現在、NSAは大統領が設置した米特別委員会からIADをスピンオフし、国防総省直轄の組織とする提案を受けている。コビエロ氏はこの提案を「歓迎すべきもの」としており、NSAとは距離を置くことになってもIADとは引き続き協力していきたい意向を示している。
デジタルワールドのルール設定に必要なプリンシパル
「NSAだけを批判するのはあまり良いことだと思わない。世界中のどの国の情報機関もそれぞれのガバナンスにのっとって、サイバー攻撃を防御している」――。コビエロ氏は、NSAの暴走はデジタルワールドが歴史の転換点を迎えている今だからこそ起こった事件だとしている。「物理世界のルールや行動の規範は何世紀にもわたって整備されてきた。デジタルワールドはまだ10年20年の世界であり、ルールは確立していない。デジタルワールドを生き抜くルールを早急に打ち立てること、これはわれわれにとって逃れられない責任。怠れば世界は破滅に向かってしまう」(コビエロ氏)。
ここでコビエロ氏は、デジタルワールドのルールを確立するために、国家から個人まで、今すぐ適用すべきという4つのプリンシパルを挙げている。

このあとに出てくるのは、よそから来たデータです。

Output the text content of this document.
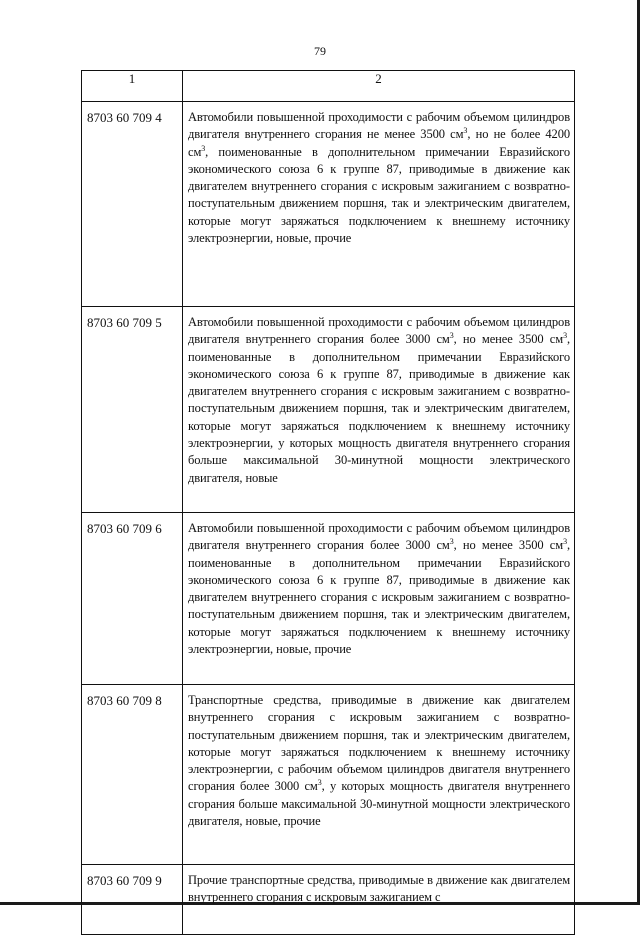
79
1	2
8703 60 709 4	Автомобили повышенной проходимости с рабочим объемом цилиндров двигателя внутреннего сгорания не менее 3500 $см^3$, но не более 4200 $см^3$, поименованные в дополнительном примечании Евразийского экономического союза 6 к группе 87, приводимые в движение как двигателем внутреннего сгорания с искровым зажиганием с возвратно-поступательным движением поршня, так и электрическим двигателем, которые могут заряжаться подключением к внешнему источнику электроэнергии, новые, прочие
8703 60 709 5	Автомобили повышенной проходимости с рабочим объемом цилиндров двигателя внутреннего сгорания более 3000 $см^3$, но менее 3500 $см^3$, поименованные в дополнительном примечании Евразийского экономического союза 6 к группе 87, приводимые в движение как двигателем внутреннего сгорания с искровым зажиганием с возвратно-поступательным движением поршня, так и электрическим двигателем, которые могут заряжаться подключением к внешнему источнику электроэнергии, у которых мощность двигателя внутреннего сгорания больше максимальной 30-минутной мощности электрического двигателя, новые
8703 60 709 6	Автомобили повышенной проходимости с рабочим объемом цилиндров двигателя внутреннего сгорания более 3000 $см^3$, но менее 3500 $см^3$, поименованные в дополнительном примечании Евразийского экономического союза 6 к группе 87, приводимые в движение как двигателем внутреннего сгорания с искровым зажиганием с возвратно-поступательным движением поршня, так и электрическим двигателем, которые могут заряжаться подключением к внешнему источнику электроэнергии, новые, прочие
8703 60 709 8	Транспортные средства, приводимые в движение как двигателем внутреннего сгорания с искровым зажиганием с возвратно-поступательным движением поршня, так и электрическим двигателем, которые могут заряжаться подключением к внешнему источнику электроэнергии, с рабочим объемом цилиндров двигателя внутреннего сгорания более 3000 $см^3$, у которых мощность двигателя внутреннего сгорания больше максимальной 30-минутной мощности электрического двигателя, новые, прочие
8703 60 709 9	Прочие транспортные средства, приводимые в движение как двигателем внутреннего сгорания с искровым зажиганием с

・サイバー兵器使用の破棄、展開中の戦争にインターネットを利用することの中止
・サイバー犯罪の調査、検挙、訴追における国家間の協力
・インターネットにおける経済活動の促進と、知的財産に対する尊重の保証
・すべての個人のプライバシーを尊重/保証
なぜこの4つを今すぐ遂行すべきなのか。コビエロ氏は故ケネディ大統領の有名なフレーズを引用して説明する。
「われわれの問題は、人間が作り出したものである。ならば、人間の手で解決できるはずだ。人間は自分が望むだけ大きくなることができる。人間の運命の問題で、人間の力の及ばないものはない。人間はその理性と精神によって、解決不可能に思われた問題をも解決してきた。同じことを再びできるはずだとわれわれは信じている」。
デジタルワールドの課題は今だからこそ、人間の英知をもって解決にあたらなければならない。核兵器と冷戦の危機を国家間の協力で乗り越えてきた人間ならば、デジタルワールドで展開されているサイバー戦争やサイバー犯罪を食い止められる――。
コビエロ氏は「RSAはその実現のために、他のIT企業と協力しながら全力で責務を果たす」としており、同社が得意とするインテリジェンスドリブンなセキュリティがその実現に大きく寄与することになると強調する。現在、RSAは、オバマ大統領直轄のプロジェクトとしてNISTとともに新しいインテリジェンスドリブンモデルのフレームワークを開発中だという。
コビエロ氏のあとに登壇した、米MicrosoftのTrustworthy Computing Groupでバイスプレジデントを務めるスコット・チャーニー(Scott Charney)氏は、「Microsoftは製品にバックドアを仕込むようなことは絶対にしない。セキュリティ、プライバシー、トランスペアレンシー(透明性)はMicrosoftのプリンシパル。ユーザーの信頼を損ねるような行為をわれわれがするはすがない」と強調している。
スノーデン事件で米国の巨大IT企業の信頼は大きく揺らいだが、コビエロ氏やチャーニー氏の発言に見られるように、NSAとは距離を取りつつ、セキュリティやプライバシーの保護者としての立ち位置をあらためて強調する流れができつつあるようだ。基調講演には現VeriSign会長のビゾス氏も登壇しており、RSAのそうした姿勢をより鮮明にしたといえる。
過去最高の参加者/参加企業を集め、オープニングには「Star Trek」シリーズのカーク船長役で大人気を博したウィリアム・シャトナー(William Shatner)氏が登場するなど、かつてない規模で開催されたRSA Conference 2014。イベントの規模の大きさは、そのままセキュリティやプライバシーに対するユーザーの期待と不安の大きさを表している。
会場には「Big Brother(NSA)の監視を許さない」というメッセージを印刷したTシャツを着ている参加者もおり、事件がまだ終わっていないことをあらためて感じさせる。RSAが本当の意味で信頼を回復するためにやるべきことはまだ多い。